「――すぐに鎮まる」
「ルロウ、」

 小さく呼んだ声に、ルロウの真っ赤な双眸がシャノンを捉えようと揺れ動いた、瞬間。

「フェイロウ、シャノン、おまたせー」
「意外と混んでて遅くなった〜」

 屋台から戻ってきた双子は、シャノンとルロウを交互に見たあと、動きをとめた。


「ハオ、ヨキ。おれはしばらく離れる。ここからは、シャノンのそばを決して離れるな」
「了解」
「了解〜」


 何かに突き動かされるように、ルロウは人混みの中に消えていく。
 ルロウの様子が心配になったシャノンは、振り返ってその背に声をかけようとするが――


「シャノン、ダメだよ。
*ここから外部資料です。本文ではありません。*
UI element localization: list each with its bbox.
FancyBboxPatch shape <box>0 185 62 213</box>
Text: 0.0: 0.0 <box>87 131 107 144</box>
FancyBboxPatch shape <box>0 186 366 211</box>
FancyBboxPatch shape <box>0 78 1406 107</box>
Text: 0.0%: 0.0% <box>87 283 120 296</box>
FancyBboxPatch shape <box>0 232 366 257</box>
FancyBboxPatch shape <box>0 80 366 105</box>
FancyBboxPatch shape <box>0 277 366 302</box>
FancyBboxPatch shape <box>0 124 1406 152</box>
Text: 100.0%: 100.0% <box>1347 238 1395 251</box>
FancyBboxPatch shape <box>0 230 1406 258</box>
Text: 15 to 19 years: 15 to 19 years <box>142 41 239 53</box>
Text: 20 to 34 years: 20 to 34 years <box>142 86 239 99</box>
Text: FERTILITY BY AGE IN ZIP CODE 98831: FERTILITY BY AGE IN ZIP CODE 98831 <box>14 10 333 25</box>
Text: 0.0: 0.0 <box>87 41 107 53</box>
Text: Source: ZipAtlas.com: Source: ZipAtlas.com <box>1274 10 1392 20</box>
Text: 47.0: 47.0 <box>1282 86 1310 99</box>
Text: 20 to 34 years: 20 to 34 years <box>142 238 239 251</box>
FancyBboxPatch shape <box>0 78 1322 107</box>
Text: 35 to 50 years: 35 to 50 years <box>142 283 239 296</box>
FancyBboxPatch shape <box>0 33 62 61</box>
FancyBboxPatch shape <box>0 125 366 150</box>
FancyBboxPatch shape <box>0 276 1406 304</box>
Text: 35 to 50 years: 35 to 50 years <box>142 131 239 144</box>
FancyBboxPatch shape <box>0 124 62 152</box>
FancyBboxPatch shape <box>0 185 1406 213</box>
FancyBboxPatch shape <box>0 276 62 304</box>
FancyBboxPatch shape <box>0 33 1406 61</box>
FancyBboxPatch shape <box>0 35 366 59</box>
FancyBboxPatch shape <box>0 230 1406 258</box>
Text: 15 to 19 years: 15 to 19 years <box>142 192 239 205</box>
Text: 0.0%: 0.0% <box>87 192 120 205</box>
いま、フェイロウに話しかけたら。ちょっと用があるみたいだから」


 知ったような口ぶりで笑いかけるハオは、しっかりとシャノンの手首を掴んで制止する。


「だけどルロウ、様子が」
「……毒素、吸収したんでしょ。ここを離れたってことは、ぼくたちと同じ過剰有毒者の」
「そう。だから、一人にするのは心配だよ」


 シャノンの真っ直ぐな眼差しに、ハオは眉を下げて力なく笑った。


「いまのシャノンが行ってもなにもできないよね。体の中の魔力を空っぽになるまで使って、それどころじゃないって話聞いたもん」
「……」
「だからこそ、シャノンは近づいちゃダメ。ああいう状態のフェイロウは、本気になられたらぼくたちでもかないっこないから」
「状態……闇使いが毒素を吸収すると、体調が悪くなるんでしょう? かなわないって……?」
「うーん、色々と」


 引っかかる言い方をしたハオに聞き返しても、それ以降は曖昧な返答が続くだけだった。きっと、勝手には言えないことだったのだろう。

(二人は、いつも元気で、無邪気で、わたしと仲良くしてくれる。だけどいつも、目の前に見えない線を引いている。その違和感は、なんだろう?)

 結局、ルロウの行き先はわからないまま、シャノンは双子とともに施設へ向かうのだった。